EventEmitted byDescription
job_startedWorkerJob claim succeeded, execution beginning
job_completedWorkerAll actions finished successfully
job_failedWorkerJob reached terminal failure
job_crashedWorkerUnhandled exception during execution
table_cache_syncedAPI / TableCacheSyncWorkerTable cache refreshed from catalog
executor_startedWorkerSpark query engine connected
health_sync_startedHealth SyncHealth sync cycle beginning
health_sync_discoveredHealth SyncTables discovered from catalog
health_sync_collectedHealth SyncStatus and health data collected for tables
health_sync_pg_writtenHealth SyncStatus snapshots and health assessments persisted to Postgres

Grafana dashboard and alerts

Icepack owns its operational dashboard source in monitoring/dashboards/icepack-operational-overview.json. Grafana Git Sync publishes that dashboard from the repository; dashboard publication is separate from alert rule publication. Grafana Git Sync is folder-scoped in this stack, so the repository’s spec.title creates a dedicated provisioned folder named Data Platform (git sync).

Icepack also owns the Grafana Git Sync repository resource in monitoring/grafana/icepack-repository.yaml. The resource points Grafana at the Icepack repository’s monitoring/dashboards path and references the existing Grafana GitHub App connection. It is published by .github/workflows/publish-grafana-monitoring.yml using the fetch-rewards/grafana-resource-provisioner-action wrapper around gcx.

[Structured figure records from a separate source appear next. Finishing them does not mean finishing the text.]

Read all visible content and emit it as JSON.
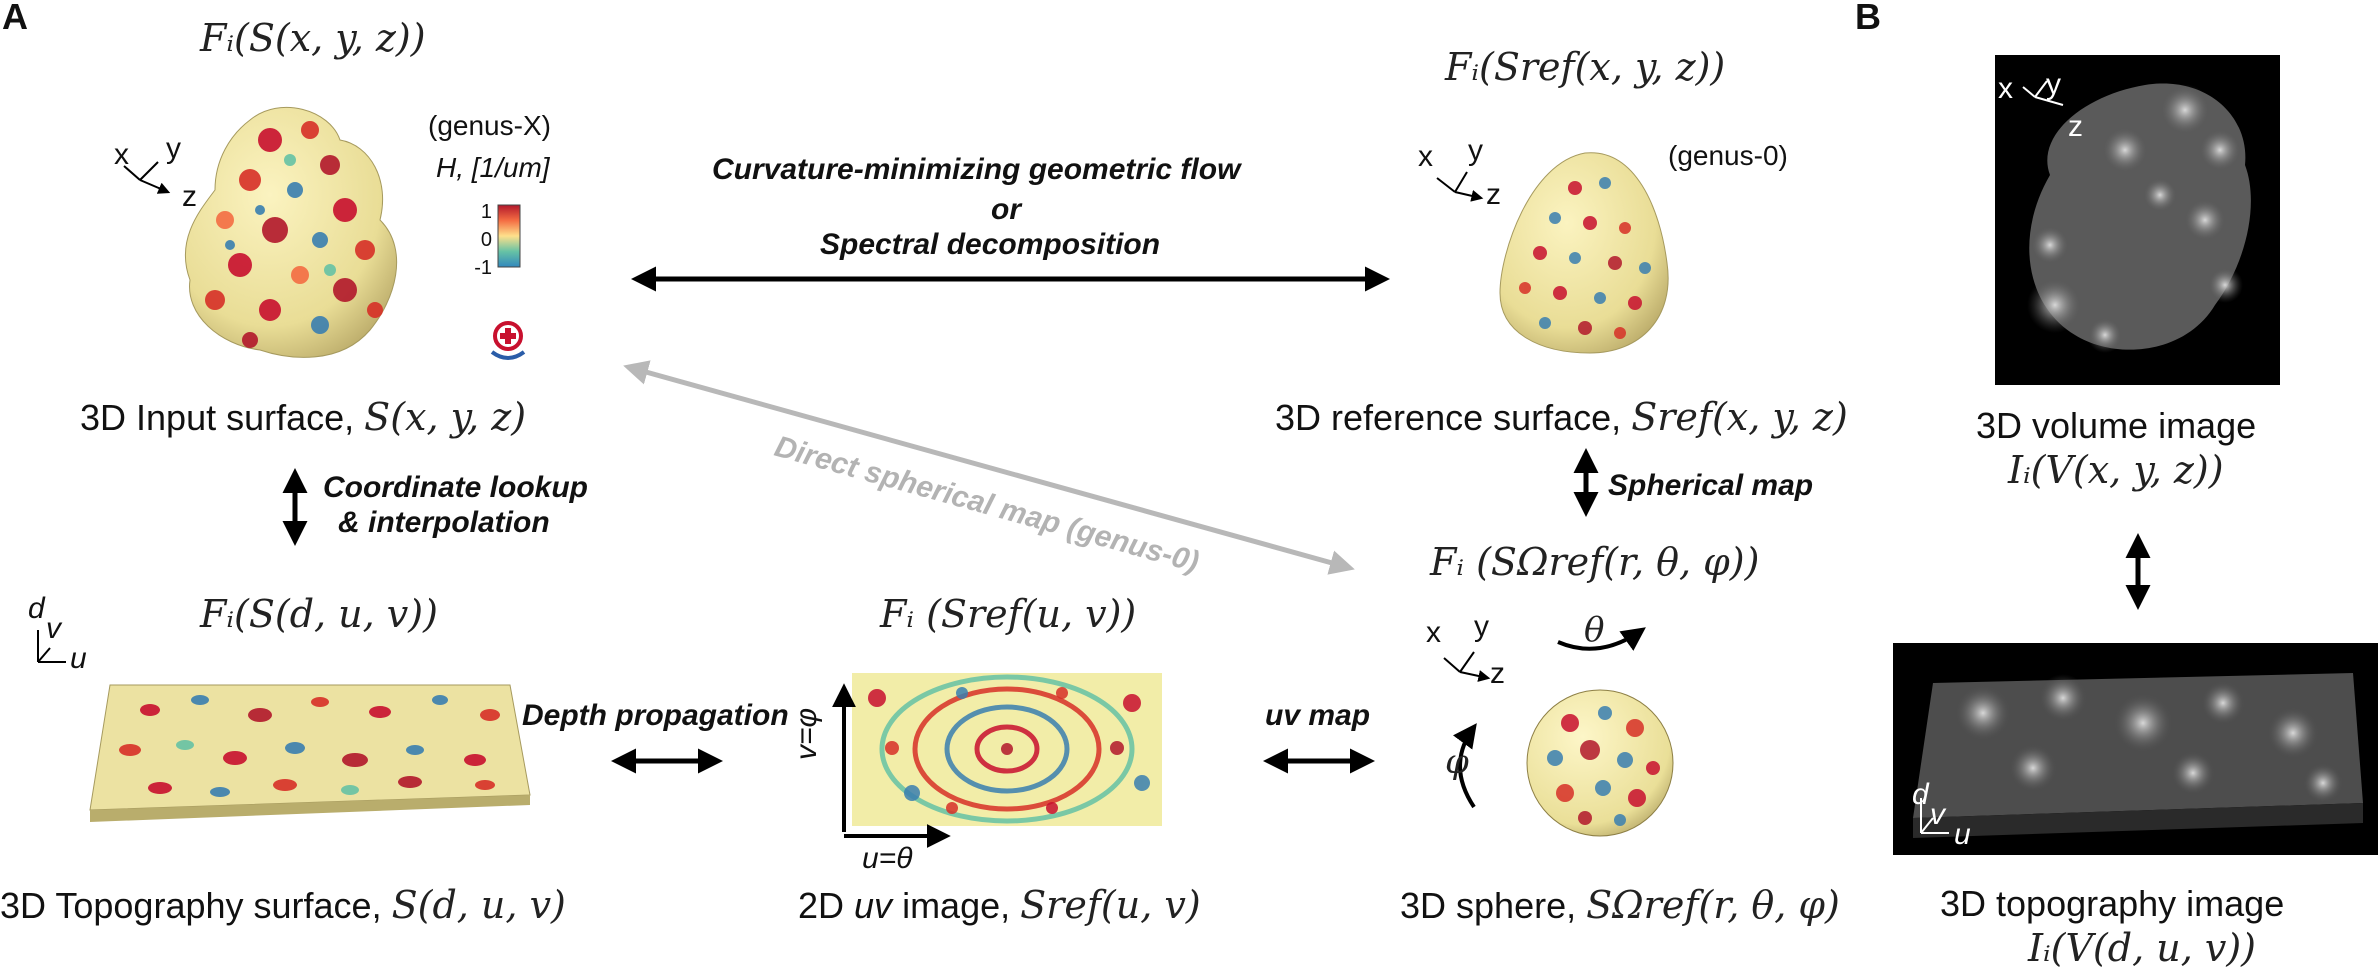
{
  "panels": {
    "a": "A",
    "b": "B"
  },
  "colors": {
    "red": "#c8102e",
    "yellow": "#f4eea0",
    "blue": "#3a7fb0",
    "grey_arrow": "#b8b8b8"
  },
  "input_surface": {
    "formula": "Fᵢ(S(x, y, z))",
    "genus": "(genus-X)",
    "curvature_label": "H, [1/um]",
    "colorbar_ticks": [
      "1",
      "0",
      "-1"
    ],
    "caption_text": "3D Input surface,",
    "caption_math": "S(x, y, z)",
    "axes": {
      "x": "x",
      "y": "y",
      "z": "z"
    }
  },
  "reference_surface": {
    "formula": "Fᵢ(Sref(x, y, z))",
    "genus": "(genus-0)",
    "caption_text": "3D reference surface,",
    "caption_math": "Sref(x, y, z)",
    "axes": {
      "x": "x",
      "y": "y",
      "z": "z"
    }
  },
  "transforms": {
    "top_line1": "Curvature-minimizing geometric flow",
    "top_line2": "or",
    "top_line3": "Spectral decomposition",
    "direct": "Direct spherical map (genus-0)",
    "coord_line1": "Coordinate lookup",
    "coord_line2": "& interpolation",
    "spherical": "Spherical map",
    "depth": "Depth propagation",
    "uvmap": "uv map"
  },
  "topography_surface": {
    "formula": "Fᵢ(S(d, u, v))",
    "caption_text": "3D Topography surface,",
    "caption_math": "S(d, u, v)",
    "axes": {
      "d": "d",
      "v": "v",
      "u": "u"
    }
  },
  "uv_image": {
    "formula": "Fᵢ (Sref(u, v))",
    "caption_text_pre": "2D ",
    "caption_text_uv": "uv",
    "caption_text_post": " image,",
    "caption_math": "Sref(u, v)",
    "axis_u": "u=θ",
    "axis_v": "v=φ"
  },
  "sphere": {
    "formula": "Fᵢ (SΩref(r, θ, φ))",
    "caption_text": "3D sphere,",
    "caption_math": "SΩref(r, θ, φ)",
    "theta": "θ",
    "phi": "φ",
    "axes": {
      "x": "x",
      "y": "y",
      "z": "z"
    }
  },
  "panel_b": {
    "volume_caption": "3D volume image",
    "volume_math": "Iᵢ(V(x, y, z))",
    "topo_caption": "3D topography image",
    "topo_math": "Iᵢ(V(d, u, v))",
    "axes": {
      "x": "x",
      "y": "y",
      "z": "z",
      "d": "d",
      "v": "v",
      "u": "u"
    }
  }
}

Icepack owns OaaSis alert rules in monitoring/oaasis/monitoring.yml. The manifest is uploaded by .github/workflows/publish-oaasis-monitoring.yml using the explicit OaaSis path-to-monitoring-manifest input because the manifest is kept under monitoring/ rather than at the repository root.

Initial DL-505 alerts are Slack-only to #lakehouse-alerts and filter environment="prod".